Make no mistake, more change is needed in Cuba. It remains, in many ways, a very restrictive and controlled nation. But as someone who has traveled there many times over the years through my work on the Senate Foreign Relations Committee, I see change happening.
The people at HBO deserve credit for their efforts to promote greater openness and freedom of expression in Cuba and their willingness to engage with Cubans in panel discussions about the filmmaking process.
My good friend Richard Plepler, the CEO of HBO, and Mike Lombardo, the President of Programming, sat down with Cuban festivalgoers to discuss HBO’s process for developing projects. Most telling was when the two HBO executives discussed how, once a project is chosen, filmmakers are free to tell their story without interference. I could see the audience’s excitement at the notion that, as restrictions and barriers continue to go away, Cubans could have that same freedom to express themselves.

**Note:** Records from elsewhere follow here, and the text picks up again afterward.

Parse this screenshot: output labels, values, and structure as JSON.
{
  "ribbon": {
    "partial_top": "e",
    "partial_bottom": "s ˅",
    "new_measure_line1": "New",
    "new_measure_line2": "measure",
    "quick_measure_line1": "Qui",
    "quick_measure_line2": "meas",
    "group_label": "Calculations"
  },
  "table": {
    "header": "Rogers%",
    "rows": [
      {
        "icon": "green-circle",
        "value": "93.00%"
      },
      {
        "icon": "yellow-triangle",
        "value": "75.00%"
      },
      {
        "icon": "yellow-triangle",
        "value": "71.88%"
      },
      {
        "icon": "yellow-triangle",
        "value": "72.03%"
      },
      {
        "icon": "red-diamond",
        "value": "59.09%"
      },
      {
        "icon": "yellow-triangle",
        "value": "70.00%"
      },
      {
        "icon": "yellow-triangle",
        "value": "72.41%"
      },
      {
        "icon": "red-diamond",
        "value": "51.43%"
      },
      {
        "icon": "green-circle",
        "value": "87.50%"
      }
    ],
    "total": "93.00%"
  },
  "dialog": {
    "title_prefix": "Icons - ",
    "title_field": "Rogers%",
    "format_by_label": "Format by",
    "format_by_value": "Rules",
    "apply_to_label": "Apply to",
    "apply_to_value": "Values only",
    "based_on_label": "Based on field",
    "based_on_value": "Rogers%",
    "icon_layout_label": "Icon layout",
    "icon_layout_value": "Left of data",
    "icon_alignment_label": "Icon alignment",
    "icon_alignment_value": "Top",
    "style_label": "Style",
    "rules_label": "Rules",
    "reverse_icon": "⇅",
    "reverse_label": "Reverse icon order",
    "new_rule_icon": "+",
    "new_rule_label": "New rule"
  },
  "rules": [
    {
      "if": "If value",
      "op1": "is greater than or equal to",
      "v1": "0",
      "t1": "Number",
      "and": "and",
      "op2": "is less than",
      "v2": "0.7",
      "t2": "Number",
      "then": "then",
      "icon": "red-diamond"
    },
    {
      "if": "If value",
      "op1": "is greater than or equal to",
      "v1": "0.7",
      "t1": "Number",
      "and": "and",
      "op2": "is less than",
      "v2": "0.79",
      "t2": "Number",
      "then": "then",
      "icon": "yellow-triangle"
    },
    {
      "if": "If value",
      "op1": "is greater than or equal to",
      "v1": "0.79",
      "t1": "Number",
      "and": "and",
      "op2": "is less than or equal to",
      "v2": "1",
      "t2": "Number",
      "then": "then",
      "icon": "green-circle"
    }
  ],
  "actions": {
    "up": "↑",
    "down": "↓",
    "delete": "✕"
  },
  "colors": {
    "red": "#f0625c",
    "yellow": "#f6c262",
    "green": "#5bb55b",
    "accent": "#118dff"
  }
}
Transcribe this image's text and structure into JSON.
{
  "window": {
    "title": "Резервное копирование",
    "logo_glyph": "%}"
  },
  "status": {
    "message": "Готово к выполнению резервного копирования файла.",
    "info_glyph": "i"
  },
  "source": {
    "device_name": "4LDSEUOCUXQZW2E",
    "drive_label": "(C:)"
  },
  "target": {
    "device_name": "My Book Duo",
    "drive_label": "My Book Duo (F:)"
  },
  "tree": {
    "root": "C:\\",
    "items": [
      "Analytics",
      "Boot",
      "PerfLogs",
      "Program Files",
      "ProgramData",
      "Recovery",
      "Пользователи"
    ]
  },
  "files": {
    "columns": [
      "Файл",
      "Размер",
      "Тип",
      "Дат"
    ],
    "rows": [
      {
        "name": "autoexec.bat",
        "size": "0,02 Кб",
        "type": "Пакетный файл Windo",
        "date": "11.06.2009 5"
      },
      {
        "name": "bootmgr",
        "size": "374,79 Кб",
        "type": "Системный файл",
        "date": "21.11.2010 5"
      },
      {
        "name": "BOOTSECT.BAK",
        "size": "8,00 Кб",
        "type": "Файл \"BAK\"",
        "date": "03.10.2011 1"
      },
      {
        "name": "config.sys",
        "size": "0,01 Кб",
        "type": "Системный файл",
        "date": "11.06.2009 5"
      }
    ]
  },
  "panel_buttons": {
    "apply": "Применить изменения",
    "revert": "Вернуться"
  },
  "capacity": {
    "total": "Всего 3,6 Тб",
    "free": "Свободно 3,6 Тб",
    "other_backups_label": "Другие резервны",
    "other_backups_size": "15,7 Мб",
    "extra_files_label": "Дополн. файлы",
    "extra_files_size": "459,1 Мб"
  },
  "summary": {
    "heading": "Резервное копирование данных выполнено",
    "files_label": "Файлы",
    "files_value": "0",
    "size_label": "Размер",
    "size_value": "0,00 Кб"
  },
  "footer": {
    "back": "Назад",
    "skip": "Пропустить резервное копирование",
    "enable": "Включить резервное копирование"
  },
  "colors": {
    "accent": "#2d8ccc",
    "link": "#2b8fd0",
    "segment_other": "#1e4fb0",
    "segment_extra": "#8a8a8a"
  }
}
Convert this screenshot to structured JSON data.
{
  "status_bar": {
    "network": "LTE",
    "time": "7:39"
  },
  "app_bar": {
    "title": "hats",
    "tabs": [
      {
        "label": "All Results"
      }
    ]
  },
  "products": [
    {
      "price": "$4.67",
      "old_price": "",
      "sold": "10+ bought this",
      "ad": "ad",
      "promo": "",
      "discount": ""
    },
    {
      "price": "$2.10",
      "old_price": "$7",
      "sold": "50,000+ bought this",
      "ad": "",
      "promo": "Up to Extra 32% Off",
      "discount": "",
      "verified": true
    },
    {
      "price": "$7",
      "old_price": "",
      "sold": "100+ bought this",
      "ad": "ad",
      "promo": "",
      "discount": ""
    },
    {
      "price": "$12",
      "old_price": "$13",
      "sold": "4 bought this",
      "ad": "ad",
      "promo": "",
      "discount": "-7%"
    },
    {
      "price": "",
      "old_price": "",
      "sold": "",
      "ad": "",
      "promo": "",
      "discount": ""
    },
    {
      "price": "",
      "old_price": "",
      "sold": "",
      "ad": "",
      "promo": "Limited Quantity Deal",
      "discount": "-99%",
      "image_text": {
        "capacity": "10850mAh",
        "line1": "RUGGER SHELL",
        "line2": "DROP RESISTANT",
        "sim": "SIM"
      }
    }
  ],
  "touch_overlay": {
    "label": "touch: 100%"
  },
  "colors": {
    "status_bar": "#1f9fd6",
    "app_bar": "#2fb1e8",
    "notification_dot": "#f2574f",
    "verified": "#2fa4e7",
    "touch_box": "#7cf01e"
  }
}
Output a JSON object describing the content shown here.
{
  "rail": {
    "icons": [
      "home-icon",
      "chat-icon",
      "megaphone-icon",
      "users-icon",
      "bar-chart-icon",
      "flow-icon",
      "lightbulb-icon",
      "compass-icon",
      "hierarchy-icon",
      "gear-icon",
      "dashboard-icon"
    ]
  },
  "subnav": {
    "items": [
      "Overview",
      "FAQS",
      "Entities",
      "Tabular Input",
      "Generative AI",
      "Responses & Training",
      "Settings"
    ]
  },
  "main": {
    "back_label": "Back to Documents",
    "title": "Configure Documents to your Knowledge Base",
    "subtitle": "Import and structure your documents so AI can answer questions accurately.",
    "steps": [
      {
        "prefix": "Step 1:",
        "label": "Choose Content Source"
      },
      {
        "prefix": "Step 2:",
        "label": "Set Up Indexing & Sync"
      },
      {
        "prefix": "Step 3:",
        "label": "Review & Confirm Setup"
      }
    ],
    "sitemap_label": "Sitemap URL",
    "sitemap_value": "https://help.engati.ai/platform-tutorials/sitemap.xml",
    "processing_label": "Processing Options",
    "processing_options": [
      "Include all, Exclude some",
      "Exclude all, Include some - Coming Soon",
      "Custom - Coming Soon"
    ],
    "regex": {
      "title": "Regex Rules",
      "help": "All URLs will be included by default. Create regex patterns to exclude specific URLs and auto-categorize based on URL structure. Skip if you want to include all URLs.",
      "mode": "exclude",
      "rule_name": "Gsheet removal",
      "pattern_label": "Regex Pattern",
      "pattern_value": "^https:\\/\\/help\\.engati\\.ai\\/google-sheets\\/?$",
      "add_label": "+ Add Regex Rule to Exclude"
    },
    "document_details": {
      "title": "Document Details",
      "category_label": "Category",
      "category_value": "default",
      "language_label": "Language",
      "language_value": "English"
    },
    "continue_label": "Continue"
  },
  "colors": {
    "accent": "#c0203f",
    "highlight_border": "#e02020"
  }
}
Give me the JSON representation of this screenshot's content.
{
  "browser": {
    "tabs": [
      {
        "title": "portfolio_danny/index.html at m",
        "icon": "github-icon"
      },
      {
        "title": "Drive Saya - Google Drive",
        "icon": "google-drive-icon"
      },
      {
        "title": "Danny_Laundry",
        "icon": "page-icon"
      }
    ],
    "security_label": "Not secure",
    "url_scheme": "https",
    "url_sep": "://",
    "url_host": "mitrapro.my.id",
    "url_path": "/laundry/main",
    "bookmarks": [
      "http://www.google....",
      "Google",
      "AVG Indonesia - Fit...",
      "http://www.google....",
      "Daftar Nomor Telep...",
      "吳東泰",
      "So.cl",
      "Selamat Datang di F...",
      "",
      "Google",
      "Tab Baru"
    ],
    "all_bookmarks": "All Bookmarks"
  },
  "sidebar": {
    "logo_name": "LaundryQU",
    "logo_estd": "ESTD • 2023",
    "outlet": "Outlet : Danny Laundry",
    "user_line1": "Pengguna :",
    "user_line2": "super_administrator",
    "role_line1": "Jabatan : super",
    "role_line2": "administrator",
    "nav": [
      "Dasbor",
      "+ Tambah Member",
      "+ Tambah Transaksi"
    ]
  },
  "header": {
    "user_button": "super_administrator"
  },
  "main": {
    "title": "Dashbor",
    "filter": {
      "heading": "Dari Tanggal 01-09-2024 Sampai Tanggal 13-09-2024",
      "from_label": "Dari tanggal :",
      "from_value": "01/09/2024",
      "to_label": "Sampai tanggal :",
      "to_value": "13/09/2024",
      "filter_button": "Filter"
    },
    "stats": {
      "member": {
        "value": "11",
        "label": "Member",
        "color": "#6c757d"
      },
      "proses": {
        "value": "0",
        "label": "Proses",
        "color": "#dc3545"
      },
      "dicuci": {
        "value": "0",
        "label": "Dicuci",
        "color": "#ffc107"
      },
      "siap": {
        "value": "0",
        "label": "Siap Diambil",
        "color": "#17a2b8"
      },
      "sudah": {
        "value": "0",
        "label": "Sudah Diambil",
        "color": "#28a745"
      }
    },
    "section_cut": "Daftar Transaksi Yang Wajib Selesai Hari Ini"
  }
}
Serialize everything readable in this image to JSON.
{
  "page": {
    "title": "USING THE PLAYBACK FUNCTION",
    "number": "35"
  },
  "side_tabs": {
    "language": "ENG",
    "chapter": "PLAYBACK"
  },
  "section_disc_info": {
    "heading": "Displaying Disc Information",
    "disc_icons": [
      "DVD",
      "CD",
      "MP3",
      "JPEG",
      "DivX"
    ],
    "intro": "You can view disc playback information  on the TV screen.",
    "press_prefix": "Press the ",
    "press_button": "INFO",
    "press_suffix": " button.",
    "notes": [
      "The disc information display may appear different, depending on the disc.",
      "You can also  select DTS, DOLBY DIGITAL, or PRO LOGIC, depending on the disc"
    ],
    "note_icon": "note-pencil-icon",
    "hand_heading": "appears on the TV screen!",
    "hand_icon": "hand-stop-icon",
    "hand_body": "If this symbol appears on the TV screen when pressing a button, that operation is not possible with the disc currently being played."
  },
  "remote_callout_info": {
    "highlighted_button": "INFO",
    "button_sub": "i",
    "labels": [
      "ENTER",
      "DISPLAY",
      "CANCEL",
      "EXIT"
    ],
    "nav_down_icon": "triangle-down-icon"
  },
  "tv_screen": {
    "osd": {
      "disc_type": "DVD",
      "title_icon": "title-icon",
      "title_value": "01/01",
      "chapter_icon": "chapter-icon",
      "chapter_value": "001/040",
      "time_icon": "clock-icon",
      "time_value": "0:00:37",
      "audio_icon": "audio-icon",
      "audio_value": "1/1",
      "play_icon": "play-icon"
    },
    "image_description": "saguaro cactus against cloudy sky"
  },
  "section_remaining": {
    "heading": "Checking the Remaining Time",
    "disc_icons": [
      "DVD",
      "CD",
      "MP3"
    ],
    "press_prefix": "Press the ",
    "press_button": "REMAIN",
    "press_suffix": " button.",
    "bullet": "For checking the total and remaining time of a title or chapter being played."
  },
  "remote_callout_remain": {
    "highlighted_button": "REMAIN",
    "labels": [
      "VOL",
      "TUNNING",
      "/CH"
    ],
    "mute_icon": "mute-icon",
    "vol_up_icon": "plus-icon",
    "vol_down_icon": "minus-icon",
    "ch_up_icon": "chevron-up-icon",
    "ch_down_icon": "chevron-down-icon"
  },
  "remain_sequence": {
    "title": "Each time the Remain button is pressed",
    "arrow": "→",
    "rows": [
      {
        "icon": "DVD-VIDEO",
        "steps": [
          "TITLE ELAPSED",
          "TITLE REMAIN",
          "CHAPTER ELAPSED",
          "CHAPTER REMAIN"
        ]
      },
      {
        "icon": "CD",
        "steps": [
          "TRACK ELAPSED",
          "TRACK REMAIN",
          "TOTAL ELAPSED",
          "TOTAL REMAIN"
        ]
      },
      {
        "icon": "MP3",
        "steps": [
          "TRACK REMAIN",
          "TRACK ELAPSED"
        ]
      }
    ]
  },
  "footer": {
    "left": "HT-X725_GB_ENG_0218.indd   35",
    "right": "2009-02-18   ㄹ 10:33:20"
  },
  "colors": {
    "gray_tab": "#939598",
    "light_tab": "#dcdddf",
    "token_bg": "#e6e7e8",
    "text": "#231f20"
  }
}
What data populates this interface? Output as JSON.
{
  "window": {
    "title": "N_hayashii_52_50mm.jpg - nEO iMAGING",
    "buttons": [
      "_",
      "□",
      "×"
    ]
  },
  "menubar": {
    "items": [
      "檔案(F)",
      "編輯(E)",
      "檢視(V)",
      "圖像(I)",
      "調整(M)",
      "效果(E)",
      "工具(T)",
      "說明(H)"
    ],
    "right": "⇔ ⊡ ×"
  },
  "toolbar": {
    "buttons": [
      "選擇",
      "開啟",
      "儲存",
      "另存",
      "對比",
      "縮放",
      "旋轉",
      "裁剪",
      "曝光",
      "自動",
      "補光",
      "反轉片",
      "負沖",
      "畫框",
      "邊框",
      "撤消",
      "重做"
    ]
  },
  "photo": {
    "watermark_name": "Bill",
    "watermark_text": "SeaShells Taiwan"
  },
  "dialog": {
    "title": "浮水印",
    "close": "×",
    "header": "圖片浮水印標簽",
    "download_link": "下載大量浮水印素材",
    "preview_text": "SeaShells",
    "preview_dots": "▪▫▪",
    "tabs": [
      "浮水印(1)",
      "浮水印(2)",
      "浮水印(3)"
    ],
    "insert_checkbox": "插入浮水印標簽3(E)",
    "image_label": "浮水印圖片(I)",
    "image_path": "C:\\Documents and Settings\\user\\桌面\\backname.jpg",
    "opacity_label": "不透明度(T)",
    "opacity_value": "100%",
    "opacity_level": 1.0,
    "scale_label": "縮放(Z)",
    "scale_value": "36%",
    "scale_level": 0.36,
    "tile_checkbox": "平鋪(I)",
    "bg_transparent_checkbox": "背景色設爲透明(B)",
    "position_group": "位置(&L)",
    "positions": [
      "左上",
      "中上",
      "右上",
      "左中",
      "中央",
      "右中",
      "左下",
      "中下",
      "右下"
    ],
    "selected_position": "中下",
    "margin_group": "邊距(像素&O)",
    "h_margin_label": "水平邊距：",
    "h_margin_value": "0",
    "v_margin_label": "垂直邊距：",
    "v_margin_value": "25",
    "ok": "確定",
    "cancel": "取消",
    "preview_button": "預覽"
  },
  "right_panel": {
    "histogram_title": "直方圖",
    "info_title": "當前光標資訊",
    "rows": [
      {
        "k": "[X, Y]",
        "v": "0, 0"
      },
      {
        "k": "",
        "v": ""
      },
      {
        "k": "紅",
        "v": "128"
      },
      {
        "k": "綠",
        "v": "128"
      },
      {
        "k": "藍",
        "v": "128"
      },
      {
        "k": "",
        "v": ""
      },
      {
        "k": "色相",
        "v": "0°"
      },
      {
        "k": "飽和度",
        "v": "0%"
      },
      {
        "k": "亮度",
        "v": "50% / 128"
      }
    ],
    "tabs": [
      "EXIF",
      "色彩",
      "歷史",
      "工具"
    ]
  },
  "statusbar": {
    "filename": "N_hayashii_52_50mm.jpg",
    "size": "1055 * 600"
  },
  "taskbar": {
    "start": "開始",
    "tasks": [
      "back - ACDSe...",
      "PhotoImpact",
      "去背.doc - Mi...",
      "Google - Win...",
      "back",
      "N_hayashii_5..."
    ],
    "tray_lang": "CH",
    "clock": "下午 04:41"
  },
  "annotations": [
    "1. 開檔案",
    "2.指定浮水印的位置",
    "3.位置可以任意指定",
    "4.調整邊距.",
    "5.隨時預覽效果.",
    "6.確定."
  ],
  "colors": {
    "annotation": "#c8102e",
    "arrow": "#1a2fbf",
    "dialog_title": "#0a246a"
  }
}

HBO’s decision to support the documentary “Mariela Castro’s March: Cuba’s LGBT Revolution” is another example of their push for greater openness. The filmmaker chose to address an important issue by exploring the fight for LGBT rights in Cuba led by Mariel Castro, daughter of President Raúl Castro. As the documentary reveals, it was not very long ago that not only was it illegal to be gay in Cuba, men and women were imprisoned – even exiled – for it. Yet, here we were, sitting in a theater in the middle of Havana, surrounded by a Cuban audience, watching a film about the struggle for the rights of the LGBT community in their country.
A great deal of work certainly remains to improve the lives of the Cuban people and heal the rift between our two nations. But it’s clear that Cuba is becoming a more free society. The principles of free expression that are at the heart of film and efforts like these to foster cultural exchange and dialogue are an important part of that work.